Fr Hugh O’Donnell is a poet and ministers with the Salesian community in the parish of Sean McDermott Street in Dublin.
Fr Hugh shares the following reflection for St Patrick’s Day with us:
I always liked that part of the story where Patrick writes of how he heard voices calling him back to the place of his captivity; ‘we beg you, holy boy, to come and walk again among us’. Dream or vision, unfinished business, something owed or an urgent message he must deliver?
So he returns, the slave as Christian leader, to move among the people and speak of the sunlight of Christ radiating God’s love, love, love. And he writes it down for us, describing endless journeys, opposition, being betrayed by one he trusted as a friend, dangers on all sides, conversations, baptisms, the dark night …
Today is a day for shamrock, for the cupla focail as gaeilge, for the bedrock pulse of our music and dancing, for the voices of exiles, Patrick gone global – green water, green stone, green beer! And what of a deeper draw?
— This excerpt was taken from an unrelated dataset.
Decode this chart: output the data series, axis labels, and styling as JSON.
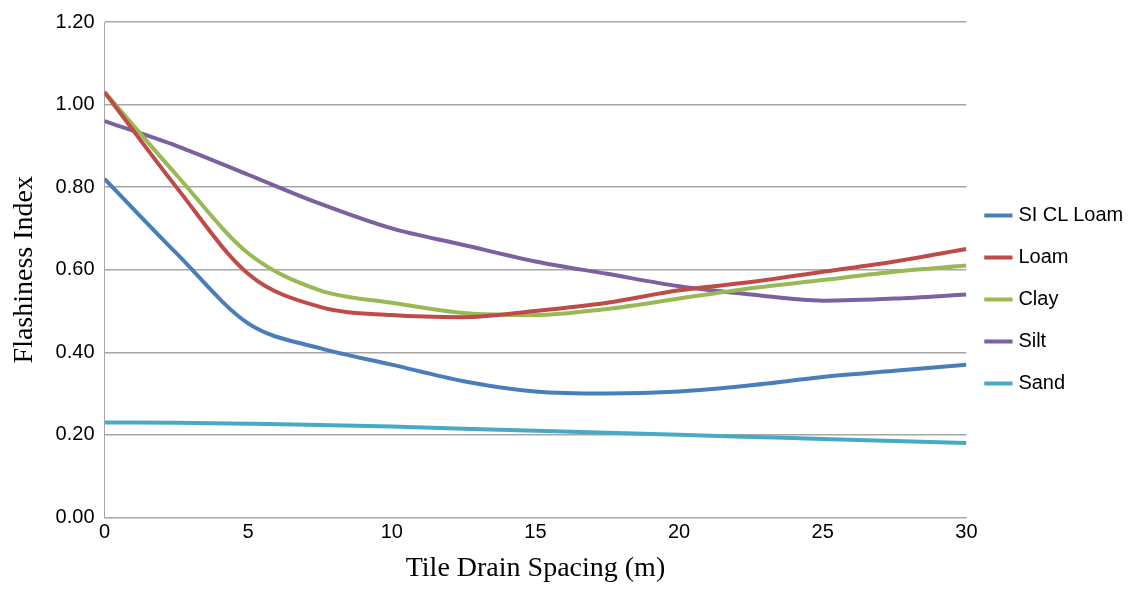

Can we still find meaning in a line of faith, in the hope of a soft landing?
It would appear that not the sun now but the malls light up our lives, the voices that whisper are on Tinder, lonely vigils are made in airports when flights are cancelled or an ash cloud looms; and what prayer is adequate?
‘O uncool youth, return with a drop of well water for our thirst,
deliver us from the bewitching screen, teach us to go barefoot again,
to make landfall, to feel for the earth, to bow down and kiss the clay’.